L'obligation du sentiment de Philippe Honoré

      "Familles je vous hais !" (André Gide)

C'est dans un restaurant à l'ambiance feutrée, musique douce et service discret, que Jeanne et Louis vont mettre un terme à leur histoire. Comment ce couple exemplaire, image du bonheur parfait et de la réussite sociale en est-il arrivé là ? Quel événement a pu provoquer une rupture aussi soudaine et impensable il y a seulement quelques heures ?

Martin, le fils qu'ils ont voulu oublier, qu'ils ont souhaité ne plus jamais revoir, pourquoi Martin, après dix années de silence, leur a-t-il donné rendez-vous à l'aéroport avant son départ ? Que leur veut-il ? Pourquoi sont-ils ressortis anéantis de cette entrevue ?

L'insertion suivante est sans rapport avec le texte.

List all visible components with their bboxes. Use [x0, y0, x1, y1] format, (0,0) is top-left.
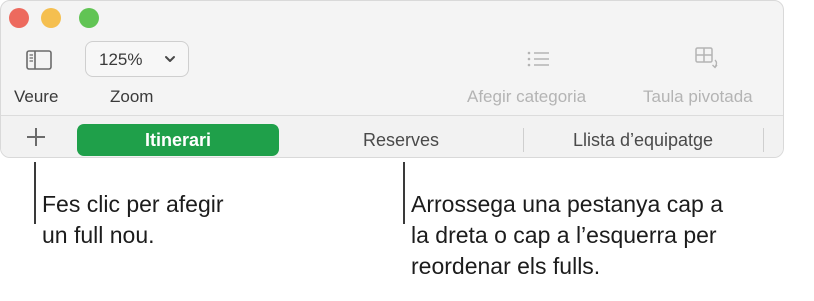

L'auteur déroule au fil des pages, l'histoire de ce couple irréprochable, totalement fusionnel, dont l'harmonie sera pertubée par la venue d'un enfant.

Le lecteur surfe sur les apparences, cherche les failles d'une telle perfection. Une vie si parfaite qu'elle en devient inhumaine, glaciale, une vie sans tendresse où l'enfant ne trouve pas sa place.

Bien qu'envahi par un profond malaise provoqué par l'atmosphère dérangeante de ce roman, le lecteur ne peut qu'en continuer la lecture happé par cette écriture froide, précise, sans fioriture, à l'image de ce qu'elle nous raconte.

Editions Arléa septembre 2008 (123 pages)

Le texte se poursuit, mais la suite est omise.